\section{Introduction}\label{sec:intro}

Transformer architectures have emerged as powerful sequence modeling frameworks across domains such as language, vision, and music~\cite{vaswani2017attention, huang2018musictransformer}. Within symbolic music generation, melodic harmonization --the task of generating a harmonic accompaniment given a melody--poses unique challenges: it requires local melodic compatibility and long-range harmonic coherence. Harmonization therefore serves as a strong testbed for studying how sequence models integrate and structure multiple musical dimensions across time.

Early neural approaches to automatic harmonization relied on recurrent architectures~\cite{lim2017chord, yeh2021automatic, chen2021surprisenet, yi2022accomontage2}, while more recent transformer-based methods~\cite{rhyu2022translating, huang2024emotion, wu2024melodyt5, bhandari2025improvnet} typically frame harmonization as a sequence-to-sequence translation task, generating harmony autoregressively. However, autoregressive decoding enforces a left-to-right generation order, limiting flexibility when imposing harmonic constraints (e.g., fixed cadences or key modulations) prior to generation. Some non-autoregressive approaches perform diffusion in a continuous approximation of the discrete token space~\cite{mittal2021symbolic, lv2023getmusic}, while others apply diffusion in the latent space of a VAE~\cite{zhang2023fast}.

Non-autoregressive, encoder-only transformers offer a compelling alternative. Such models have been explored in other domains through the lens of discrete diffusion or masked token modeling, as in MaskGIT~\cite{chang2022maskgit, austin2021structured}, which iteratively refines partially masked token sequences. These approaches enable flexible conditioning and substantially faster generation compared to autoregressive models.

Applied to melodic harmonization, this framework represents melody and harmony on a synchronized temporal grid and progressively unmask harmony tokens until a complete harmonization is produced~\cite{kaliakatsos2025diffusion}. This formulation naturally supports partial conditioning and parallel generation, aligning more closely with the inherently bidirectional nature of harmonic reasoning.

Recent work has shown that training such models effectively requires careful curriculum design. When harmony tokens are gradually unmasked during training, the model learns to rely on melodic context for harmonic inference rather than trivial self-copying patterns. Interestingly, even when all harmony tokens remain masked for long portions of training, harmony-related self-attention patterns still emerge in the generative encoder. This suggests that the model develops an implicit sense of harmonic organization purely through its exposure to melodic structures.

Experiments presented in this paper with cross-attention-only architectures, where neither melody nor harmony use self-attention, reveal that performance remains comparable to full-attention models. This finding hints that cross-attention can, to some degree, internalize self-like relational patterns among harmony tokens. Similar phenomena have been observed in multimodal transformers~\cite{tsai2019multimodal, alayrac2022flamingo}, where cross-modal layers spontaneously capture intra-modal dependencies despite the absence of explicit self-attention mechanisms.

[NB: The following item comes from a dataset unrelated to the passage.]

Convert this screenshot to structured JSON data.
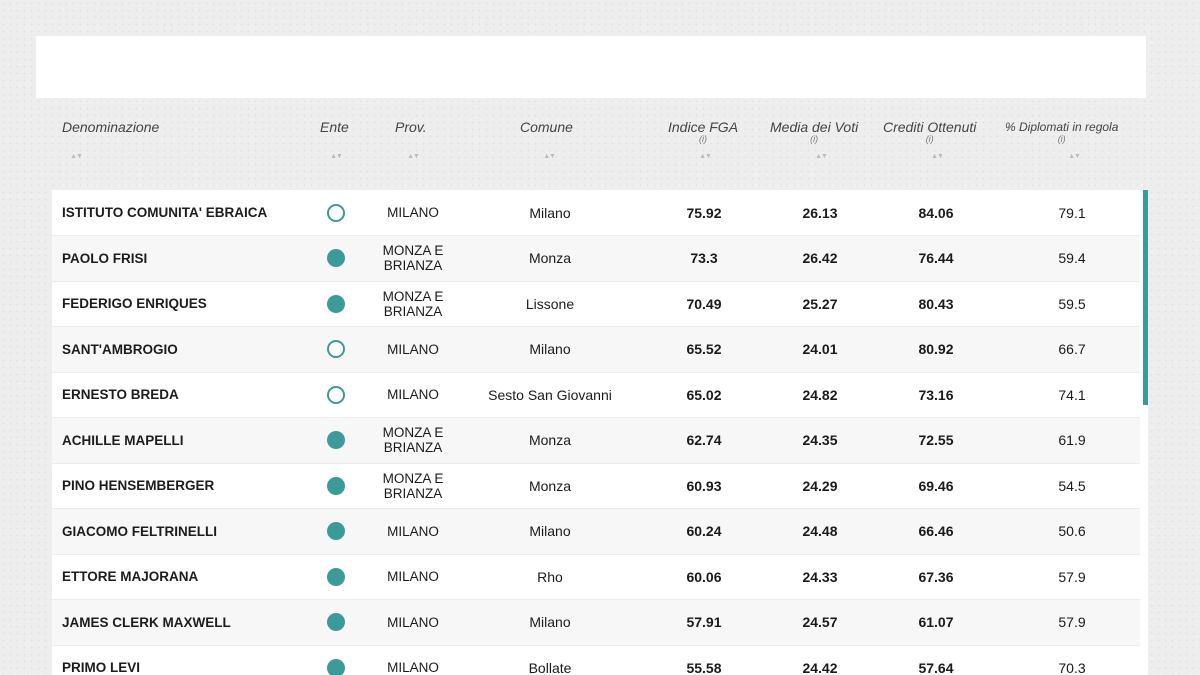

Finally, inference in non-autoregressive harmonization models introduces new challenges: since generation need not proceed sequentially, the order of unmasking can be chosen flexibly. We therefore investigate several unmasking strategies—starting from cadential positions, high-confidence predictions, or random tokens—and analyze their musical and structural implications through both quantitative metrics and attention visualizations.

In summary, this work explores how encoder-only, non-autoregressive transformers learn harmonic structure under different attention and unmasking regimes. Beyond their practical advantages for constraint-based harmonization, the observed emergent behaviors offer new insights into how structured musical relations can arise from weak or indirect supervision. Future work will further examine the underlying mechanisms and draw connections to broader studies on emergent attention dynamics in multimodal and self-supervised learning systems. The code of the work presented in this paper is available online\footnote{\url{https://github.com/NeuraLLMuse/EncoderOnlyMelHarmSelfCross.git}}.